Le merveilleux de son expression alors qu’il exerçait le magistère du pinceau me l’avait escamoté, et je m’accusais de m’en être abusée de manière aussi stupide.
Son intransigeance corrigeait tout, critiquait le détail et l’ensemble, soulignait le détour, dénonçait l’hésitant, débusquait le déviant dans la courbe, le raté dans l’incliné, l’excessif dans la verticale, l’espace intermédiaire insuffisant, contraignant ou haletant entre les idéogrammes et le champ intérieur qu’ils devaient faire respirer… Rien ne trouvait grâce à ses yeux.
Réceptive et attentive je convenais que cela n’était, en définitive, que tout à fait normal. Je comprenais et persistais. Novice j’étais, mais résolument décidée à combler mon retard. Sans mot dire j’obtempérais en souplesse et soumission, car ce n’était qu’une question et de soins et de temps.
Je m’appliquais, m’appliquais et m’appliquais sans m’économiser, je m’appliquais la nuit dans mes rêves et le jour sans relâche. Il était de mon devoir et dans ma destinée d’y parvenir. Rien ne pourrait m’arrêter, car je suis japonaise, je suis japonaise que je me répétais sans cesse. Mais plus je m’acharnais, plus je voulais, et moins je progressais selon le jugement de mon aîné dont le mépris grandissait à la mesure de mes efforts qui nourrissaient morgue et ressentiment croissant à mon égard.
Son visage hiératique initialement bienveillant des commencements n’était plus qu’un lointain souvenir. Les crispations de réprobation qui se lisaient sur ses lèvres se muèrent bientôt en paroles aigres et méchantes. J’insistais, mais plus j’insistais et plus il se lâchait. Cela s’initiait dans un léger tremblement à la commissure de ses lèvres, jusqu’à déferler comme un tsunami confondant balayant les pénibles tentatives idéogrammatiques que je hasardais sur la grève du papier prise sous la menace océane de l’aisance de sa virtuosité devenue infernale.
Bientôt, sa critique ne connut plus de bornes. Je m’horrifiais de l’image de la chose qu’il traitait et qui était moi ! Je ne savais pas apprendre, je ne respectais rien, j’étais nulle, niaise, nigaude et empotée jusqu’au sacrilège. Au début ce n’étaient que des mots, bien vite cela devînt rictus, grimaces et dédain. C’était tout juste s’il ne levait pas la main sur moi.Qui étais-je pour lui, qu’étais-je donc devenue ? À quoi bon cette violence, pourquoi ? Il me déconsidérait, il me flétrissait en me critiquant à un point tel que je ne savais imaginer la moindre issue pour m’extraire de cet enfer d’incompétence. À quelle planche m’accrocher pour me remettre en selle de cet apprentissage ?
Il m’acculait et il me pourchassait de ses critiques acerbes. J’étais traquée et torturée, enserrée dans une arène diabolique se refermant inexorablement. Qu’il était loin celui qui dans mes rêves versait et révélait le sang du ciel, faisait pleuvoir l’énergie divine en l’incarnant sur Terre, propulsait sa graphie en un chant s’exhalant de soupirs, en évanescences de désirs langoureux ou explosifs de sakura en fleurs. Ce mentor qui faisait dégouliner ses sortilèges en torrents d’encre, qui frappait avec la grâce de l’éclair le papier, révélait les idéogrammes de bas en haut et qui les répondait de haut en bas, où était-il et qu’était-il devenu ?

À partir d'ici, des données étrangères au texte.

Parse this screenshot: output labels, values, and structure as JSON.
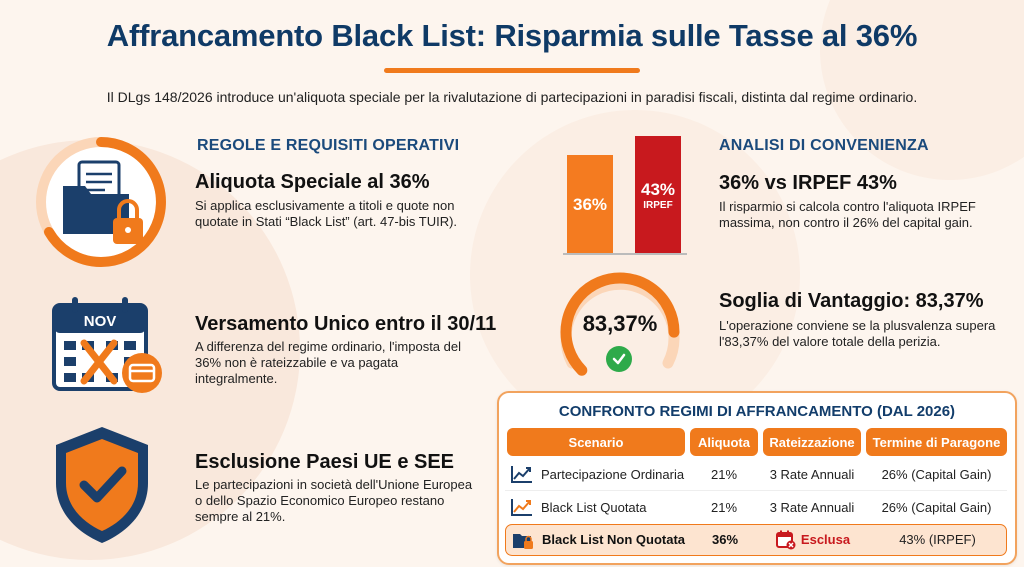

Dans mes terreurs nocturnes il incarnait l’incarnation de l’archétype humain de l’accomplissement, du chemin, de la voie, de concert avec celui du bourreau sadique et vicieux, extrême dans sa persécution comme s’il accomplissait une mission sacrée. Victime expiatoire, mais de quoi, j’en perdais mes couleurs et les sources mêmes de ma joie de vivre. Mes phéromones se tarissaient dans une vulve devenue aussi inhospitalière qu’asséchée. Je ne me touchais plus, je ne me regardais plus, je ne parlais plus de moi et ne me comparais plus aux autres.
Dans le lagon sombre et sinistre de mes doutes, l’encre me brouillait la vue et ne s’écoulait plus. Elle grumelait à mi-distance de feuille et bavait libidineusement comme en provocation sous mes doigts gourds. Elle se racornissait dans mon souffle, débordait en inconsistances indécentes, outrait la bienséance… Tous ces mots, toutes ces expressions, toutes ces sensations, je ne les inventais pas mais les lisais de façon explicite sur les traits et dans la répulsion de cet aîné en qui j’avais mis ma confiance.